Domenica 18 agosto 2013 ore 21.30 – Corte Interna
MILLE PAPAVERI ROSSI
Omaggio a De André, in collaborazione con il Centro di Salute Mentale di Ancona
Ingresso posto unico € 5,00



Il gruppo I liberi cantori della Marca presenta una panoramica storica del cantautore De André con una formazione prevalentemente acustica. Il gruppo, costituito nel 2000, propone in versione acustica musica di cantautori italiani, popolare marchigiano, folk italiano e internazionale.
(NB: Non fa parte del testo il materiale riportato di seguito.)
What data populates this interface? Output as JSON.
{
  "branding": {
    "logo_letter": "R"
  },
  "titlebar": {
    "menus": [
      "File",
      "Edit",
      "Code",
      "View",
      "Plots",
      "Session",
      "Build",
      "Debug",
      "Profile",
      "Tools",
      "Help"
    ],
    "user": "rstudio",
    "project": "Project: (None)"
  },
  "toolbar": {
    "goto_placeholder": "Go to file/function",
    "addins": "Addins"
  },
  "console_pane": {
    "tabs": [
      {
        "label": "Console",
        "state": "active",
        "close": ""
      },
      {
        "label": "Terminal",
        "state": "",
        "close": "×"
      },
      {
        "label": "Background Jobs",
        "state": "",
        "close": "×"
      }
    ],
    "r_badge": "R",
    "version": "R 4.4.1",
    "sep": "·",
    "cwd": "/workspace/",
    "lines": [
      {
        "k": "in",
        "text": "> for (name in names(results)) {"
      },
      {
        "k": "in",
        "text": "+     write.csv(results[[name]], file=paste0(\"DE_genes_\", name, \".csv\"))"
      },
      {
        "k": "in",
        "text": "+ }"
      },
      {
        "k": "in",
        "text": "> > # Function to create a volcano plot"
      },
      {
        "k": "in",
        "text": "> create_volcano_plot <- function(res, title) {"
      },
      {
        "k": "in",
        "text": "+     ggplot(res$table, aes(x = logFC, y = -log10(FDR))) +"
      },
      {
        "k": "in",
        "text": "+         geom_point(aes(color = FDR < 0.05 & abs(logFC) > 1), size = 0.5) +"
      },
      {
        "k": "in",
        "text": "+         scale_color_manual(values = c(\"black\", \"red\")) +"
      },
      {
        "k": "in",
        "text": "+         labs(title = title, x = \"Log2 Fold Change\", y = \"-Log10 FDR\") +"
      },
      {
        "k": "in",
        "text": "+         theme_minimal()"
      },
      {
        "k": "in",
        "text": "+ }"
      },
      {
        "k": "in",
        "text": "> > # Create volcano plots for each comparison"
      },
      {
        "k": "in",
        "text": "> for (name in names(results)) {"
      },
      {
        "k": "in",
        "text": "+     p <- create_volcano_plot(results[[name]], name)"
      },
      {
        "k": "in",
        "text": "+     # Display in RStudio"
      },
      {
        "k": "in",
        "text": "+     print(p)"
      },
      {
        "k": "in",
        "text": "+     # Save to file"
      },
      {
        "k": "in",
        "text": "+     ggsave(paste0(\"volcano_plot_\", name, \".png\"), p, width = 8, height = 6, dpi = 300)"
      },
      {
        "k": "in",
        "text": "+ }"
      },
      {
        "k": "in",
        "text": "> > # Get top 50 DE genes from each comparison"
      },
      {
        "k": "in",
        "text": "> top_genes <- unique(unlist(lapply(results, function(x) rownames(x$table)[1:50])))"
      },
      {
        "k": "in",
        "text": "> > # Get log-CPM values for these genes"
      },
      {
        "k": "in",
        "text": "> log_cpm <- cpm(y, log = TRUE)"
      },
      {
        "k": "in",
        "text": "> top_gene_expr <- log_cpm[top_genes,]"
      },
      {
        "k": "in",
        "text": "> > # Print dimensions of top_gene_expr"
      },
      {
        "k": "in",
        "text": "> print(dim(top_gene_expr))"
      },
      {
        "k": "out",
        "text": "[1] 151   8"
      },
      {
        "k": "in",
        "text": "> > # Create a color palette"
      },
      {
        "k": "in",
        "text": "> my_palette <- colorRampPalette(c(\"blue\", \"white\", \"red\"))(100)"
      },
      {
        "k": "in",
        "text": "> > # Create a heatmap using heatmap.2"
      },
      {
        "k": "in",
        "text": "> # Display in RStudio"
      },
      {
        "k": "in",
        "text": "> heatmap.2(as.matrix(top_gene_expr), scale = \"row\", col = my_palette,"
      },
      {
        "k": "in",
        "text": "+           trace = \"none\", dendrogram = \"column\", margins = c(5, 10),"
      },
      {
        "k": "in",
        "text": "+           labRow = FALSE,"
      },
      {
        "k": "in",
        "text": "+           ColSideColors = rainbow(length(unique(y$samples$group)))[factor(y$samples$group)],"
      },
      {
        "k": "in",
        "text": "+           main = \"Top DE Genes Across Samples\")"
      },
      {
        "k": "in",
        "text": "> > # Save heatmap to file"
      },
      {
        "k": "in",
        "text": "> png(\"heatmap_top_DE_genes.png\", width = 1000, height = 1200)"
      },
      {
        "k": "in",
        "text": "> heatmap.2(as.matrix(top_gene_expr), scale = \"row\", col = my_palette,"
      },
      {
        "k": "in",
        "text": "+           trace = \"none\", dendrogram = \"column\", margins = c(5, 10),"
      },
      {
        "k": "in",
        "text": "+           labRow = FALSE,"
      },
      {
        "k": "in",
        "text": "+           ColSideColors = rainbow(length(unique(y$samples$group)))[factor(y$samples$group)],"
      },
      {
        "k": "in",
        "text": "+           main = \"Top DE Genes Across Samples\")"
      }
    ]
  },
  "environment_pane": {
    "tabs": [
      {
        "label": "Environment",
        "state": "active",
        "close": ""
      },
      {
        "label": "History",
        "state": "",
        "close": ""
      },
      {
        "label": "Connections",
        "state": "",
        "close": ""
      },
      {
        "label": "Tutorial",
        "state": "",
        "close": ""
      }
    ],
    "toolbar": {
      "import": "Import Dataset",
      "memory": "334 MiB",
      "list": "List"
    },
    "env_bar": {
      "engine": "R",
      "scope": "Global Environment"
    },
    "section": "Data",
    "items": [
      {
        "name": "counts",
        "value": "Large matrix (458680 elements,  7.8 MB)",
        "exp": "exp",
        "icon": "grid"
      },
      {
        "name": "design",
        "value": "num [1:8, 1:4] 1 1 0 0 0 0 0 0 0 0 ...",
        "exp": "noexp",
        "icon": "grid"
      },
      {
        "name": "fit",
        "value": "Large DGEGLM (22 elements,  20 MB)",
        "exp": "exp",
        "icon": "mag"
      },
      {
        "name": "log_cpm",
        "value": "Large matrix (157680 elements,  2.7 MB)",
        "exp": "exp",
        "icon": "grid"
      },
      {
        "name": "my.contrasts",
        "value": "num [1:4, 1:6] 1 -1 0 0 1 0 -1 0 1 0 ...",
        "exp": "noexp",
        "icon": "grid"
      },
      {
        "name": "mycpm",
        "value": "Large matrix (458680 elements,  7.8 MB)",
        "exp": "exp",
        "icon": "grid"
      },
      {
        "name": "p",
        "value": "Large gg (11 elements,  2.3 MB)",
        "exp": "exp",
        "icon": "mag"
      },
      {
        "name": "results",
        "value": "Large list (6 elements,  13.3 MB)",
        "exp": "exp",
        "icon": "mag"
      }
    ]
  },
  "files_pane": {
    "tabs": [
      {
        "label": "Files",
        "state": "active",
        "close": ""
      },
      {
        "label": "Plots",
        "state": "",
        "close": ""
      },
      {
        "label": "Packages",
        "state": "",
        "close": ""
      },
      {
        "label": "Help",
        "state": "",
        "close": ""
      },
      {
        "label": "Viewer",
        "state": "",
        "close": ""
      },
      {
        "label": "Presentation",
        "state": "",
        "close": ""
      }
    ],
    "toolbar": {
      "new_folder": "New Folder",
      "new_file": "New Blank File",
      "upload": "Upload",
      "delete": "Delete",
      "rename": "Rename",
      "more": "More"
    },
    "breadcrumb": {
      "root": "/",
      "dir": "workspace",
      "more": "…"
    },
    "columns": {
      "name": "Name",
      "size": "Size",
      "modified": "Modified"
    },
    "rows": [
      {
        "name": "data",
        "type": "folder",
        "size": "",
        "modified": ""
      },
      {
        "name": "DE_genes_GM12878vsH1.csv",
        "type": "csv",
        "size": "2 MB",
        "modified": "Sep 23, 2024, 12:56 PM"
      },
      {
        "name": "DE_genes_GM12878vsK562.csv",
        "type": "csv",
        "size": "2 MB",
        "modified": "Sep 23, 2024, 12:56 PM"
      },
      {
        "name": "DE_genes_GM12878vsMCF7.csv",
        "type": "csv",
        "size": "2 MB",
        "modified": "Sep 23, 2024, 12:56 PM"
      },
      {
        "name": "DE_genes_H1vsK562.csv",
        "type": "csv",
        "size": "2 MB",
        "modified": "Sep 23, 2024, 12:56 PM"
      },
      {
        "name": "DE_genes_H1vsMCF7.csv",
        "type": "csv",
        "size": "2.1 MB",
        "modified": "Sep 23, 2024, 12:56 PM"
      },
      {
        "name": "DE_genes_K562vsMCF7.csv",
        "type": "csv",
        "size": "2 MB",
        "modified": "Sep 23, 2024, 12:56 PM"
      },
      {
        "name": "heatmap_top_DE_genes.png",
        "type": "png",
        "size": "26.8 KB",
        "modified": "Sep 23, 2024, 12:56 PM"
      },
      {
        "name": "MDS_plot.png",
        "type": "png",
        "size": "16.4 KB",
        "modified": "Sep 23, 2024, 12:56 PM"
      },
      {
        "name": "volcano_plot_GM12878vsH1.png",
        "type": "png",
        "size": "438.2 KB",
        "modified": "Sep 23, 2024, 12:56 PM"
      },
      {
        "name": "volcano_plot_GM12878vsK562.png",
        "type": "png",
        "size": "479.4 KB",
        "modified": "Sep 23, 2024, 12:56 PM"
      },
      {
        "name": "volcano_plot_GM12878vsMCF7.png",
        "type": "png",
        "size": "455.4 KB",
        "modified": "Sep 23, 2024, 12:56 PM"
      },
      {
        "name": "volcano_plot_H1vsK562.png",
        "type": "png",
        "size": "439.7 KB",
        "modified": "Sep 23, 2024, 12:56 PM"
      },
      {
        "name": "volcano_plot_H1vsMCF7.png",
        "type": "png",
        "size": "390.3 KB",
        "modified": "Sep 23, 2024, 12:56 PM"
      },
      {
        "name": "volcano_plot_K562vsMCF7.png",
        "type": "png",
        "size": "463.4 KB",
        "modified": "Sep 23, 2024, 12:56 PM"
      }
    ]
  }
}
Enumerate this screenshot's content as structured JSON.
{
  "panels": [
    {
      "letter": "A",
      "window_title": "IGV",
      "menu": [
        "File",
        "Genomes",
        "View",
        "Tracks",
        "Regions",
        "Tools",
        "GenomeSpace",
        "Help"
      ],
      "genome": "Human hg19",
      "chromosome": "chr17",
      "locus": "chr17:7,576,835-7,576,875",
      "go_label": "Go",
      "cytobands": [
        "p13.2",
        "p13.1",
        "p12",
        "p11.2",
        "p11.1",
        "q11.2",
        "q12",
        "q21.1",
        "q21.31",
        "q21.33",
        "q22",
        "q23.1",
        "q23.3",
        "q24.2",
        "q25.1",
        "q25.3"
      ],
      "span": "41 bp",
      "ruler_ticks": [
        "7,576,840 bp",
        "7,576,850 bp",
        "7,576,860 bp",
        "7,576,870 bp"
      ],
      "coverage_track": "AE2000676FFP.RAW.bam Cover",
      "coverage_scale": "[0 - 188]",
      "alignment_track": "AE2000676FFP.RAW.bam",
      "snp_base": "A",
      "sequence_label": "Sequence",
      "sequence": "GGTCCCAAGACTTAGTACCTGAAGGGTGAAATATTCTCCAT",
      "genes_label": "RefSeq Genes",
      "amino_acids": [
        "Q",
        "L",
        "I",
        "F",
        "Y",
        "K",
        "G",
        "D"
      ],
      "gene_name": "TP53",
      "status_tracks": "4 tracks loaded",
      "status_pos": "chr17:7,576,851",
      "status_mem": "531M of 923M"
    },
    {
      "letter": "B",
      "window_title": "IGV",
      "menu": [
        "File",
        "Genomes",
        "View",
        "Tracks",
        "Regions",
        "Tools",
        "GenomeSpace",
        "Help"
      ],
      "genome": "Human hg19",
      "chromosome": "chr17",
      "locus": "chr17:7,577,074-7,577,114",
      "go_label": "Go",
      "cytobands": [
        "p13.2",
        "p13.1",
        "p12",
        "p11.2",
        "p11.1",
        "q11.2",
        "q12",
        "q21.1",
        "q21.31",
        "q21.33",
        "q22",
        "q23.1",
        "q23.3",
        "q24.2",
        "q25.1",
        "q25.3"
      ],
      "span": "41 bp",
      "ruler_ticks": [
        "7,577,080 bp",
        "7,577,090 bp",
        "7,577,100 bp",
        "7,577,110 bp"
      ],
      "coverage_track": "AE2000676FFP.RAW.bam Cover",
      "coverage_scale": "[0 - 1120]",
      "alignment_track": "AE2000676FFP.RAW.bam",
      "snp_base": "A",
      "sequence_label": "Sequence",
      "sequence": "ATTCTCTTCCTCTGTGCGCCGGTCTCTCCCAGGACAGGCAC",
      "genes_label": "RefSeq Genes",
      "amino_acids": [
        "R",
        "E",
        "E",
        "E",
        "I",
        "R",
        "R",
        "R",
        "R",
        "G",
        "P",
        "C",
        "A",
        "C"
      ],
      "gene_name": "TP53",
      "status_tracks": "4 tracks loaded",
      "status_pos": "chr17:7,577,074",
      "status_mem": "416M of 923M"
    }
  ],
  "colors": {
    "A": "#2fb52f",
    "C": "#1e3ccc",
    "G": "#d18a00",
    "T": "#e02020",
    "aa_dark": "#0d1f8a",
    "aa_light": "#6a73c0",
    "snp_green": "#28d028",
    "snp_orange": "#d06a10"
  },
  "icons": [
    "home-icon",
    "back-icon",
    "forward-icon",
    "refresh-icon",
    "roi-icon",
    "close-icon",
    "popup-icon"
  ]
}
In collaborazione con il Centro di Salute Mentale di Ancona
In caso di maltempo Teatro Sperimentale


Domenica 18 agosto 2013 ore 21.30 – Canalone Cinema
THE MASTER
Un film di Paul Thomas Anderson
Ingresso intero € 5,00 – ridotto € 4,00


 Un film di Paul Thomas Anderson. 
Con Joaquin Phoenix, Philip Seymour Hoffman, Amy Adams, Laura Dern, Ambyr Childers. 
Drammatico, durata 137 min. - USA 2012. 

Freddie Quell è un soldato uscito dalla Seconda Guerra Mondiale con il sistema nervoso a pezzi. A poco servono le cure che l'esercito gli offre, se non a rendere esplicita un'ossessione per il sesso. A ciò si aggiunge un forte interesse per l'alcol che si traduce in misture che lui stesso si prepara e che offre agli altri con esiti non sempre positivi. Finché un giorno, in modo del tutto casuale, Freddie incontra Lancaster Dodd. Costui ha inventato un metodo di introspezione che sperimenta sul disturbato Marine, il quale sembra trarne giovamento. Da quel momento ha inizio un sodalizio che li vedrà percorrere insieme un lungo tratto di strada. Anche se il loro viaggio finirà con l'offrire loro esiti assolutamente diversi.